Daniel Friedman
3 minute read
24 Jul 2018
2:56 pm

Is Helen Zille not nearly as ‘suspended’ as we think she is?

Daniel Friedman

The premier's inclusion on an important decision-making panel has left some of her critics in the party hot under the collar.

Western Cape Premier Helen Zille. Picture: ANA

It was reported over the weekend that some within the Democratic Alliance are unhappy with the decision by the party’s federal executive to include Helen Zille in party activities despite her supposedly having been suspended from doing exactly that last year.

She is now part of an important panel that is making recommendations on who in the DA should go to the provincial legislature and to parliament after next year’s elections.

According to a senior DA member quoted in City Press, Zille’s participation “is not permissible because of the suspension imposed on her, including participating in any party activities”.

However, attempts to approach several channels within the DA for clarity on whether this is, in fact, still the case provided more questions than answers.

Zille herself’s responses to our questions were curt.

When asked if allegations that her selection for the panel would violate her suspension were true, Zille simply said “no”.

Similarly, when asked if her suspension barred her from participating in party activities, Zille repeated the same one-word answer, “no.”

However, Zille may simply be relying on the fact that she reached an agreement with the DA last year that she would not participate in party activities, and that she is in fact no longer officially suspended.

Her own critics in the DA may, therefore, be misinformed about the nature of the settlement reached between herself and the federal executive last year.

In the first week of June last year Zille was suspended from DA activities after being charged with bringing the party into disrepute for tweeting that not all aspects of colonialism were negative.
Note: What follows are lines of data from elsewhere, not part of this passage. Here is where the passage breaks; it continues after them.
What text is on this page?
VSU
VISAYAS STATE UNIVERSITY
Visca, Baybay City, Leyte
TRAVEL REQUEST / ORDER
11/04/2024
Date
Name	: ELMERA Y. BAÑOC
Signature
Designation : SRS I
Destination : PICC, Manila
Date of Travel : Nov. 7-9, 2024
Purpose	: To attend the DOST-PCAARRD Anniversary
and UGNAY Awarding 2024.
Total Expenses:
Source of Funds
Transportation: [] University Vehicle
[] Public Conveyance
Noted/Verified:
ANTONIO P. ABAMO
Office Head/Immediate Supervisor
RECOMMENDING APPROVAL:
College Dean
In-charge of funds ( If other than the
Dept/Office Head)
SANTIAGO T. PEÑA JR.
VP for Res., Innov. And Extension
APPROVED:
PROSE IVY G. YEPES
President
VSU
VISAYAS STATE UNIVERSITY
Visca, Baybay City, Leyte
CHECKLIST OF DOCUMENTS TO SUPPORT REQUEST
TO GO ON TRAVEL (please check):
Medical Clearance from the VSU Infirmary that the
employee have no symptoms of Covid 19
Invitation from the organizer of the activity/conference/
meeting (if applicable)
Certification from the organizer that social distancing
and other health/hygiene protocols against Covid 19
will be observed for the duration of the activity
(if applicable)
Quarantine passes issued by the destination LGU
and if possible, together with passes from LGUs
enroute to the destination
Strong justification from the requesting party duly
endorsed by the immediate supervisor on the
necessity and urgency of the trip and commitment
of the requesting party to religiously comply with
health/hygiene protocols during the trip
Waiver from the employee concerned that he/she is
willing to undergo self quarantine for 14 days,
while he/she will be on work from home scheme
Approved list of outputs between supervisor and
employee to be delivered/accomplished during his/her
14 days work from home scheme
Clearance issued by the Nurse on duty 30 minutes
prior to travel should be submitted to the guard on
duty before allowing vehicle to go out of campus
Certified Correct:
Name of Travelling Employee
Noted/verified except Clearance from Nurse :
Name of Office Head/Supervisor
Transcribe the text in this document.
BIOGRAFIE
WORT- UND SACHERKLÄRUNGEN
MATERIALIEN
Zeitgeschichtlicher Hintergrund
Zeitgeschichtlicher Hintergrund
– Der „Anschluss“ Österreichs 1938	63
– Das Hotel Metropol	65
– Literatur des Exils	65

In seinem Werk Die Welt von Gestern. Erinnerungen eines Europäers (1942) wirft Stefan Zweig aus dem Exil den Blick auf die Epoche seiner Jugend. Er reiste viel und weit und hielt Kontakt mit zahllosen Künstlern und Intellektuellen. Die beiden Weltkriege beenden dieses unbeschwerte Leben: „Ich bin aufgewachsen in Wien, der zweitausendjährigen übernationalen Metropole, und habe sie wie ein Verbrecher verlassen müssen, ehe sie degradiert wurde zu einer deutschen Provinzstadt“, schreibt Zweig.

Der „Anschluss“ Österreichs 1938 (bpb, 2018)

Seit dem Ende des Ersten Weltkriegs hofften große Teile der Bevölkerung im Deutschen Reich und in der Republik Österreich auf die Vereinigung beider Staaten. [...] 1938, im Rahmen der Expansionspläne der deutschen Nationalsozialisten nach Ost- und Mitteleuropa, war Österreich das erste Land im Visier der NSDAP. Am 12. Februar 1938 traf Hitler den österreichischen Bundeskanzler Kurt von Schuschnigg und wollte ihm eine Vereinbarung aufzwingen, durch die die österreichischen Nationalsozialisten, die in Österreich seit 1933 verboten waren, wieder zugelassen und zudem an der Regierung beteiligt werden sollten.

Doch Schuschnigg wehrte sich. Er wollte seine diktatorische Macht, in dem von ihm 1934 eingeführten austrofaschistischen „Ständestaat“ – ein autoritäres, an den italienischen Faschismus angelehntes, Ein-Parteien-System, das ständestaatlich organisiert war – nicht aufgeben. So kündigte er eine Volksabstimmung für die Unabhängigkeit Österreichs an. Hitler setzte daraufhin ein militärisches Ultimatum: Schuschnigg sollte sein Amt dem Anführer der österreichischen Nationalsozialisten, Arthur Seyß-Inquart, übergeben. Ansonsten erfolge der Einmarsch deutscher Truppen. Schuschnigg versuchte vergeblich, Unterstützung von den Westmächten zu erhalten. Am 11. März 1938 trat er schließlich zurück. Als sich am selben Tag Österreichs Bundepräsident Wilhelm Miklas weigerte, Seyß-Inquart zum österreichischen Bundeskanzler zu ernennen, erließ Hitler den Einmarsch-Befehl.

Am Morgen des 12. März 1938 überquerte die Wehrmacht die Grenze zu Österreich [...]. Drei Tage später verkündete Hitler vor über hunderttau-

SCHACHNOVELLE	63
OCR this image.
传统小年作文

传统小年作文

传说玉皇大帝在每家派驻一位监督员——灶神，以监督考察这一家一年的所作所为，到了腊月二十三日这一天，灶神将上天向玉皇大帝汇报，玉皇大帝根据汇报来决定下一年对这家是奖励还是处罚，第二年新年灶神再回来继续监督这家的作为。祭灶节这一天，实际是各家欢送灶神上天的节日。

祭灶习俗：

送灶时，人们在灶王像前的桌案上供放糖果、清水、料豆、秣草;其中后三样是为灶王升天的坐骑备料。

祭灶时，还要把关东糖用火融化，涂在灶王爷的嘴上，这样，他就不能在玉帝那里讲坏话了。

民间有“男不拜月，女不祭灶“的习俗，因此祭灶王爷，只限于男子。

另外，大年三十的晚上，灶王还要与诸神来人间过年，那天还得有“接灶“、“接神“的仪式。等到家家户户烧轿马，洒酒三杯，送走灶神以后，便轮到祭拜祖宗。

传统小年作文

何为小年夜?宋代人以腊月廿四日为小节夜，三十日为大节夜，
The party announced that she was being suspended pending the outcome of her disciplinary hearing.

When Zille then threatened legal action against this, the DA reached a settlement with her in mid-June. Party leader Mmusi Maimane announced the agreement would see her continue her duties as premier but no longer participate in any DA decision-making structures.

Zille agreed to step down from the DA’s federal executive, the federal council and the provincial council.

Asked to clarify whether Zille is now free to be part of an important decision-making panel now, DA spokesperson Solly Malatsi did not make things any clearer.

“The bottom line is that Ms Zille has been nominated and approved to be on the selection panel and she possesses the skills and experience to be part of a team including other capable leaders and experts,” Malatsi said, sidestepping the question of whether Zille was in fact barred by the federal council from participating in party activities altogether.

Malatsi did, however, say that “there is nothing untoward about her being a member of the selection panel”.

Singing her praises, he continued that “her experience as a two-term premier of the Western Cape together with the expertise of other panel memebers will be useful to ensure that the process produces a diverse list of competent candidates to deliver well in government and help grow the party”.

However, in City Press’s report it was revealed that Zille’s presence on the panel is seen by some within the DA as being a threat to diversity.

READ MORE: DA faces internal conflict over inclusion of Zille on selection panel

These voices feel her inclusion might interfere with Maimane’s plans to transform the DA’s presence in parliament, which is currently dominated by white faces.

Spokesperson for Maimane Portia Adams said that only James Selfe, as the party’s federal executive chairperson, could give proper insight into The Citizen’s queries.

When pressed for Maimane’s comment on Zille’s inclusion, Adams asked for questions to be emailed. She responded to detailed questions only by saying: “Please refer your question to the Federal Chairperson, James Selfe.”

Repeated attempts to call Selfe as well as SMSes detailing our questions elicited no response by the time of publication of this piece.

Asked if she was aware of any backlash relating to her selection as part of the panel, Zille said: “No, I have personally only experienced support. But there will always be some grudge-bearers with their own agendas.”